Around that time, I started dating this woman (now my wife) who was looking for a roommate, and thought Buddy would be perfect. I gave her a word of caution based on my experiences with him, but she felt it would work out. Within a couple of months, she told him to get out.

A couple of years passed, and I had long since fallen out of contact with him. Out of the blue, he showed up at my office one day to say “hi.” During our brief visit, we were catching up on what was going on with each other, and he told me he was living on a ranch up north in the mountains. I said that sounded great, and asked him what he was doing, employment and what not. He wasn’t working (no surprise), and said he was on welfare. In listening to him, he was basically playing the system where he was able to continue a life of leisure at other people’s expense. He said he was now back in town because he was determined to re-enroll at the university and finish his degree.

A month or so later, I received a letter in the mail from Buddy at my office. (I realized that his “friendly visit” was probably to confirm that I still worked there and get my address.) It was a form letter that he was apparently sending out to anyone and everyone stating that he has been in recovery, was making progress, and wanted to finish his degree. He said he had exhausted all forms of financial aid, so in order to achieve his goal, he was asking the reader to “invest” in him by making a donation to pay his tuition! Included in the letter was a deposit slip from his bank account. What would we get out of our “investment,” he asked? Why, the pleasure and satisfaction of knowing he succeeded in getting a degree and achieved his goal of becoming a social worker!

I showed the letter to my wife, we got a good laugh out of it, and then I filed it away (you can probably guess where).
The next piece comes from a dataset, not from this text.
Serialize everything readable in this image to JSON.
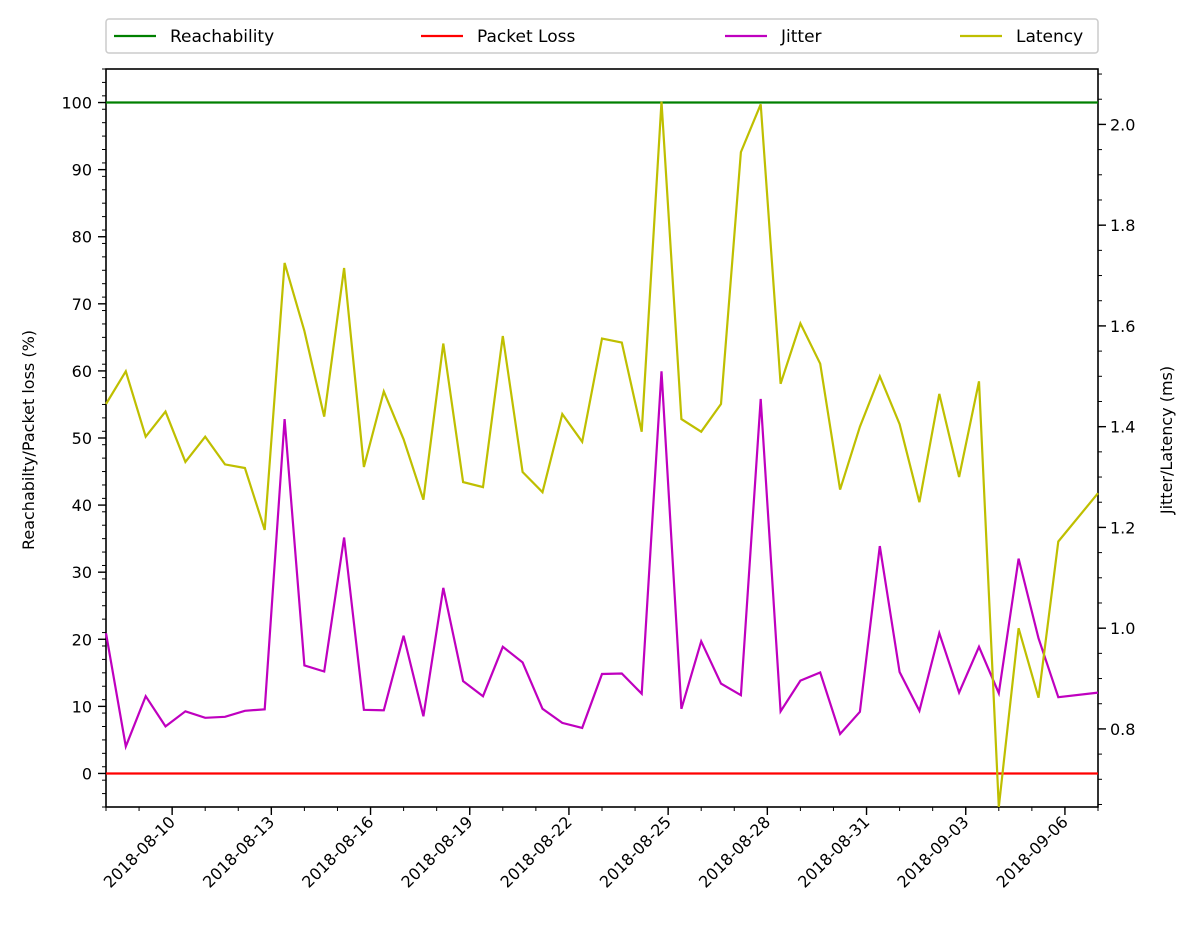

Now I could look up “nerve” and “gall” in the dictionary and see his picture there too! 0913-12

I recently tried to tell a young woman wearing rose colored glasses that not all poor people are deserving of assistance.   Some people are deservedly poor, i.e. they will not work to improve their situation whereas the deserving poor are those who hustle to find work, keep work and do what is necessary to provide shelter and sustenance for themselves and their family.

{ 52 comments… add one }
  • Lychii September 19, 2012, 11:23 am

    @kingsrings, I don’t think there’s anything shameful at all in receiving unemployment, and even in refusing to look for a new job while on it… as long as you take full responsibility for the consequences.

    Unlike welfare or charity, unemployment is a safety net you’ve earned by paying taxes (at least in my country it’s so), and there’s no shame in using it to whatever extent.

  • mvp September 21, 2012, 5:24 pm

    I too am part of a recovery program and have seen this type of behavior before. It appears that this person is using people, and banking on the generosity of those in recovery. Here is something to think about, continuing to help him may actually hinder him. There is a difference between a hand out and a help out. My fellowship teaches me that we are not bankers, lawyers, or counsellors. While we do help each other with recovery issues, sometimes there is a line. Good to hear that you have drawn the yours here. Further to that, I would suggest that you contact that person and tell him that while you are happy for his recovery, you will not help him financially.